Still, I've finally started to get a few sessions in, which I'm pleased to say have yielded very few blanks.  So far I've had barbel to around 9lb off the rivers and a good few carp off the surface on some local lakes too.  I also took my 13 year-old cousin Fraser for his first-ever river session a week or so ago, where under my guidance he managed to land a clonking new PB chub of 4lb 5oz to simple groundbait feeder techniques. Not a bad first river fish at all; I reckon I was 19 before I'd caught a chub of that size.  The only thing was the pesky chub was very lively on the bank and every time I pressed the trigger for a photo, it jumped out of Fraser's hands onto the unhooking mat!  Below is the best shot; I wish I'd managed to get him a better trophy shot, but in the interests of the fish we returned it after a couple of far-from-satisfactory efforts.
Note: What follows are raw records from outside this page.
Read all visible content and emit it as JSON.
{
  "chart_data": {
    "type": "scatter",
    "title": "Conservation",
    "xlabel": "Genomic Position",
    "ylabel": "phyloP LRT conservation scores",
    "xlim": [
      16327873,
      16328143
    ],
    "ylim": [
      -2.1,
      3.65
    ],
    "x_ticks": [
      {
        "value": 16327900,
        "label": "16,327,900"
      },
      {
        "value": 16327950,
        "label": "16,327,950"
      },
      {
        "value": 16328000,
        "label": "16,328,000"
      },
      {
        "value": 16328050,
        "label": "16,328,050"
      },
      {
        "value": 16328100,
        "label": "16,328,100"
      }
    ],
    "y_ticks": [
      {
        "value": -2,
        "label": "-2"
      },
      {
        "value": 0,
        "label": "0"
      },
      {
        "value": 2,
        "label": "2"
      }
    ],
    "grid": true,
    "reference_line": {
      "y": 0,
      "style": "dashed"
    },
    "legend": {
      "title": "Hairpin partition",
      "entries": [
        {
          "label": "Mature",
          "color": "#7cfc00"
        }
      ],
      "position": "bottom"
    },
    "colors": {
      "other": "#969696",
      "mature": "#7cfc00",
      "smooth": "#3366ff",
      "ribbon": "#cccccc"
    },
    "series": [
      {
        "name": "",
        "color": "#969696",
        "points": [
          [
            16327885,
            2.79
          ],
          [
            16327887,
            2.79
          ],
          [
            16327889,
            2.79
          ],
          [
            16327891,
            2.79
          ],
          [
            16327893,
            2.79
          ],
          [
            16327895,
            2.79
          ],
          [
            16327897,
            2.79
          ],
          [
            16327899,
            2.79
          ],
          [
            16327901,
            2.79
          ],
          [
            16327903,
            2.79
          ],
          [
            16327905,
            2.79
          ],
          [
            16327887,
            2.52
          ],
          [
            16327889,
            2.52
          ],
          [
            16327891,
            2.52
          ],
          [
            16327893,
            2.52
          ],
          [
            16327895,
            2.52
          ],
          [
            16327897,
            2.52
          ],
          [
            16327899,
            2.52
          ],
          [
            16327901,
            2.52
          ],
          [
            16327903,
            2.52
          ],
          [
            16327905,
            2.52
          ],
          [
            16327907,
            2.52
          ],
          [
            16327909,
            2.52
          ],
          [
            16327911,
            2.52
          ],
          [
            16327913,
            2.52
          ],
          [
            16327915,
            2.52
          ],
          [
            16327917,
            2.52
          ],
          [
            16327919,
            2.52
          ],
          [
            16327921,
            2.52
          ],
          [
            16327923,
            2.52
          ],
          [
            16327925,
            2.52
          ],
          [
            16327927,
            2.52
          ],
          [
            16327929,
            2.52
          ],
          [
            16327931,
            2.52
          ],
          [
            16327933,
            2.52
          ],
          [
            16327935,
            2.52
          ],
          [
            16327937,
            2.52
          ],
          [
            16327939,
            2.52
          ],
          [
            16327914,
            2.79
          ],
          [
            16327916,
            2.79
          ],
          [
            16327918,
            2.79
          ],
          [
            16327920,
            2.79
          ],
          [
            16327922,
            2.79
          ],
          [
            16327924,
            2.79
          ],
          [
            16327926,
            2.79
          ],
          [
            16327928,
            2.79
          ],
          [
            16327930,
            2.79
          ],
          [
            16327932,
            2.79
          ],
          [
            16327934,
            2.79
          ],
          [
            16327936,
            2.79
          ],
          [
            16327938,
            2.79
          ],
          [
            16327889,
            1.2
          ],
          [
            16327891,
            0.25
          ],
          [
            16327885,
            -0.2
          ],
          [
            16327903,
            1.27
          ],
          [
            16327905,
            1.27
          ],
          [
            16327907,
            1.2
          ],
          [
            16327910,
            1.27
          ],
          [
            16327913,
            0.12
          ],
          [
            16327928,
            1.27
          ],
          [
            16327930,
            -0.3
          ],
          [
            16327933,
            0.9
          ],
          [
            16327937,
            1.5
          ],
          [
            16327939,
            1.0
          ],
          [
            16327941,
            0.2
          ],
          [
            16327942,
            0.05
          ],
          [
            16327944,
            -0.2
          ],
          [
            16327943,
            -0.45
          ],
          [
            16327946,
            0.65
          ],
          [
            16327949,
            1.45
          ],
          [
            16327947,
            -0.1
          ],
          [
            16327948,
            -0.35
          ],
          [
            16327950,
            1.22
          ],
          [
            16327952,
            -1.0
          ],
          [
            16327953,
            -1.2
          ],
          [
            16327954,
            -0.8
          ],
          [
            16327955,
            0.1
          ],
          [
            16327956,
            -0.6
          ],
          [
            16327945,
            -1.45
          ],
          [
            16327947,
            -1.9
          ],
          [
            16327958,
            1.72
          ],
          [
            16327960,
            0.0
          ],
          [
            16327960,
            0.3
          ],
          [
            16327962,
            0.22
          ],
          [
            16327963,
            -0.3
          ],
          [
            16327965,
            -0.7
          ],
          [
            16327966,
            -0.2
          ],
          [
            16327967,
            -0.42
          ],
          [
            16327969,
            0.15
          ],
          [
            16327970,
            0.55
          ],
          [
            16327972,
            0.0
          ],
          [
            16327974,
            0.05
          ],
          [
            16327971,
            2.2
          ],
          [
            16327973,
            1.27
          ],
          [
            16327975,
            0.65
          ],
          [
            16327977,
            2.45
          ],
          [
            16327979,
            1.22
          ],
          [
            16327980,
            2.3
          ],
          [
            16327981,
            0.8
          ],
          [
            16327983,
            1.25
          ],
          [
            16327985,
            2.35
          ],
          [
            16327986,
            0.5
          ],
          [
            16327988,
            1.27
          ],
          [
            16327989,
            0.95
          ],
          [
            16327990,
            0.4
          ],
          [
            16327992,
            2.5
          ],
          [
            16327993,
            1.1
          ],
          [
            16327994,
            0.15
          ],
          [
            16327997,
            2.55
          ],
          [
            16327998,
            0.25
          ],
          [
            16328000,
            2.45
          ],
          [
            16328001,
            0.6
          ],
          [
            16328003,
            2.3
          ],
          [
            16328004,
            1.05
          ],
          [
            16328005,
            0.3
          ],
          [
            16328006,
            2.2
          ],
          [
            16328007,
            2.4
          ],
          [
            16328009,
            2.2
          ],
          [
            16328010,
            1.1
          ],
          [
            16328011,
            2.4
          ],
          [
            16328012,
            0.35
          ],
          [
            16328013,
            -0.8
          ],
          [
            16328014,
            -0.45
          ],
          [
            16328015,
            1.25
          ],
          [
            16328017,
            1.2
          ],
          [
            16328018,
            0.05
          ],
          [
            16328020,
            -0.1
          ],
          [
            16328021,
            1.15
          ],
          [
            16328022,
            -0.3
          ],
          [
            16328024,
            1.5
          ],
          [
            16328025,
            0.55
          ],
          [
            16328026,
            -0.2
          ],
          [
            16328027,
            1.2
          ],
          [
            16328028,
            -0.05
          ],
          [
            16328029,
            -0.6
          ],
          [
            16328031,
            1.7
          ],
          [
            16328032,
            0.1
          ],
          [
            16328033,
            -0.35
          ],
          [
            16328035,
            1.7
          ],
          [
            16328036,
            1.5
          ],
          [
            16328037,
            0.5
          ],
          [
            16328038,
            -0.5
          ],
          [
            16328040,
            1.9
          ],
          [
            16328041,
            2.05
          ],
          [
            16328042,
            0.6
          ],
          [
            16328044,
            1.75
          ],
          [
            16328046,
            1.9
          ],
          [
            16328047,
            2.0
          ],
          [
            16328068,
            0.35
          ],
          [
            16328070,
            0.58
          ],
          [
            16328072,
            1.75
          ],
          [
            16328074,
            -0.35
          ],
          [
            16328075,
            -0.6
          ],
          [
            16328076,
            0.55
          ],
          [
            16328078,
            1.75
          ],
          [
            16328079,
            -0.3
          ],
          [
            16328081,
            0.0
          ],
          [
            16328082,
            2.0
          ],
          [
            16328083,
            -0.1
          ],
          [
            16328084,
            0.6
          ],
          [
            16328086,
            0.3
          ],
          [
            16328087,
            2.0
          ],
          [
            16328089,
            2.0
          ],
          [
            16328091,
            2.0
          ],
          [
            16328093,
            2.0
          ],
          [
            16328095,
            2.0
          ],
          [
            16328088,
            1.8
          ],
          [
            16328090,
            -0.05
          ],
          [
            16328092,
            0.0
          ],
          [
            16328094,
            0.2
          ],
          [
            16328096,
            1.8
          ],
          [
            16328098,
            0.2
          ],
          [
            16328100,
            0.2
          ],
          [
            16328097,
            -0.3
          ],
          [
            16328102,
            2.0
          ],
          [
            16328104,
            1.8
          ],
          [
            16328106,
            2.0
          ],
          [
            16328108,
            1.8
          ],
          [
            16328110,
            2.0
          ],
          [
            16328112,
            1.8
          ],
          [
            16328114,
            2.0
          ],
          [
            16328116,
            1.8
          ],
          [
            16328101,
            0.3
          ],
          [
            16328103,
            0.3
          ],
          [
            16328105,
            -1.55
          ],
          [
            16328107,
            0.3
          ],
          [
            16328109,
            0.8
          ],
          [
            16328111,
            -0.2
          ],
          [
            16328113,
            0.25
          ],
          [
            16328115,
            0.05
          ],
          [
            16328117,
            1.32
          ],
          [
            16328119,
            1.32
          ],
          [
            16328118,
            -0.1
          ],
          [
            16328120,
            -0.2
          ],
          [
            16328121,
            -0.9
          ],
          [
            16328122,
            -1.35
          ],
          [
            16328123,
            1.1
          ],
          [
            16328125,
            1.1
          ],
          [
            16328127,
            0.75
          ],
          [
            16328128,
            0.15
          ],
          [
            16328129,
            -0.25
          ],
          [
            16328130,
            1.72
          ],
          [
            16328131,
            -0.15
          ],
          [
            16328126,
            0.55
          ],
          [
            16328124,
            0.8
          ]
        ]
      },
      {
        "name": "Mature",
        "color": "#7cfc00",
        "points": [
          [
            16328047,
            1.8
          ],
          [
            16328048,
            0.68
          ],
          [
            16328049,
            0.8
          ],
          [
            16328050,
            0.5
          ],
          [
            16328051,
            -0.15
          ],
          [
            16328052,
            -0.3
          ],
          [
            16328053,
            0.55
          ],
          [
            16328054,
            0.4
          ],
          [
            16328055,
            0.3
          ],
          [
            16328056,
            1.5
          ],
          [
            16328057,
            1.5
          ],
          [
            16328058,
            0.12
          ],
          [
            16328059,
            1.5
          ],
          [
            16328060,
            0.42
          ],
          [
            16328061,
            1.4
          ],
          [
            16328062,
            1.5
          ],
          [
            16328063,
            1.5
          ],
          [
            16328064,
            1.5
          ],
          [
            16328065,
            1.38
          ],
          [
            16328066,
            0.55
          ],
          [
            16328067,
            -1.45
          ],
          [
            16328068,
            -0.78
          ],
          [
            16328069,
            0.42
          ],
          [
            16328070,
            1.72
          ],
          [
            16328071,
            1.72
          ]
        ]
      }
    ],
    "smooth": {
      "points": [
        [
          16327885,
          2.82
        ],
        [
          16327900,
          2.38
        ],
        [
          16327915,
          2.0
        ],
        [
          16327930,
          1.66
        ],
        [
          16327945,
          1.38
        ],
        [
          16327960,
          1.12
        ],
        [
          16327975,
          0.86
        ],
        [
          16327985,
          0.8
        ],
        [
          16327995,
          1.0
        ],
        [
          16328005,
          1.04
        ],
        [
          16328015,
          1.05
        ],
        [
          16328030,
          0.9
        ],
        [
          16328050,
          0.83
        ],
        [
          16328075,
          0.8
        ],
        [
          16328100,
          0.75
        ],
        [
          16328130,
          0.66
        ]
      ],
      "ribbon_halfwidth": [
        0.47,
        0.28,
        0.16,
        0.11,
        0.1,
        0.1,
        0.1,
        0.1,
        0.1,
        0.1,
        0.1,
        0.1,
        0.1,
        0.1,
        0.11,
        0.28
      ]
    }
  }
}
In a very uncharacteristic way, that - along with the Fishing Magic news from my previous post - brings you all quite up-to-date with what I've been up to, in remarkably few words!  So, I've a little bit of time left to share a couple of thingsa I thought you should see.  The first is an item I could have done with during my unintentional angling hiatus, when I was being driven potty by not having the time to fish.  It's available from those always-enthusiastic geeks over at iwantoneofthose.com (or "IWOOT"), it's called the "Potty Fisher, the game for the avid fisherman". ...I'm sure you can figure out the rest!


If you're so addicted to fishing that you can't resist any opportunity, you can buy one ofor about a tenner from http://www.iwantoneofthose.com/10427363.html

The next object is a very handy-looking gadget for any angler.  I know I've come home from sessions with pockets full of coiled, discarded line which I've either had to cut from my own rigs or found thrown on the bank near a peg.  It generally tries top climb back out of your pocket, as if a living organism whose natural habitat does not extend to the inside of a pocket.  Well now there is a very simple, but at the same time ingenious solution called the "Litter Buggy".  It's a small repository which fits in a pocket, but it has built-in brushes at the top which prevents anything shoved inside from "climbing" back out again. 



You can buy them direct from Litter Buggy Website and I've ordered a pair, one for my tackle box and one for my fishing van.  I also have a tip for disposing of line in a manner which poses least threat to wildlife (all sorts of anaimals from seagulls to swans to foxes to fish can become snared in knotted loops of line) and that is to first wrap the line around four of your fingers, so it is wound into about 5" circumference loops.  Then cut the loops in half with some good scissors or braid blades, them trim the now straight bunch of line into 1-2cm lengths and throw in the bin.  This will pose minimal threat to all and any animals, except those with a penchant for eating 1cm nylon spaghetti.

Lastly my mini rant/idea for the fishing tackle industry.   Every year thousands of us spool up with new line which comes on rather over-engineered, heavy plastic spools which are only used once and then have to be sent to landfill.  As far as I'm aware they cannot be recycled (and if they can, no fishing line packaging I've ever seen states so) and they're made from a grade of plastic which would easily withstand repeated use.  This to me seems a massive waste of resources.  Why then, do the line manufacturers not operate a spool-return service through tackle retailers, where you can drop-off or post-back your empty spools once you've filled your reels, much like the battery recycling boxes at all battery retailers?  If cost or user-participation was an issue, why not operate a deposit system, where there is an additional charge of maybe 50p to a pound for each spool of line sold, but when you take your used spool back in you get that amount refunded?  All manufacturers of goods which are highly damaging to the environment, such as electrical appliances and motor vehicles are legally bound to take the goods off your hands and recycle all possible components when their serviceable life comes to an end; surely in this day and age we should expect more responsibility from our tackle manufacturers?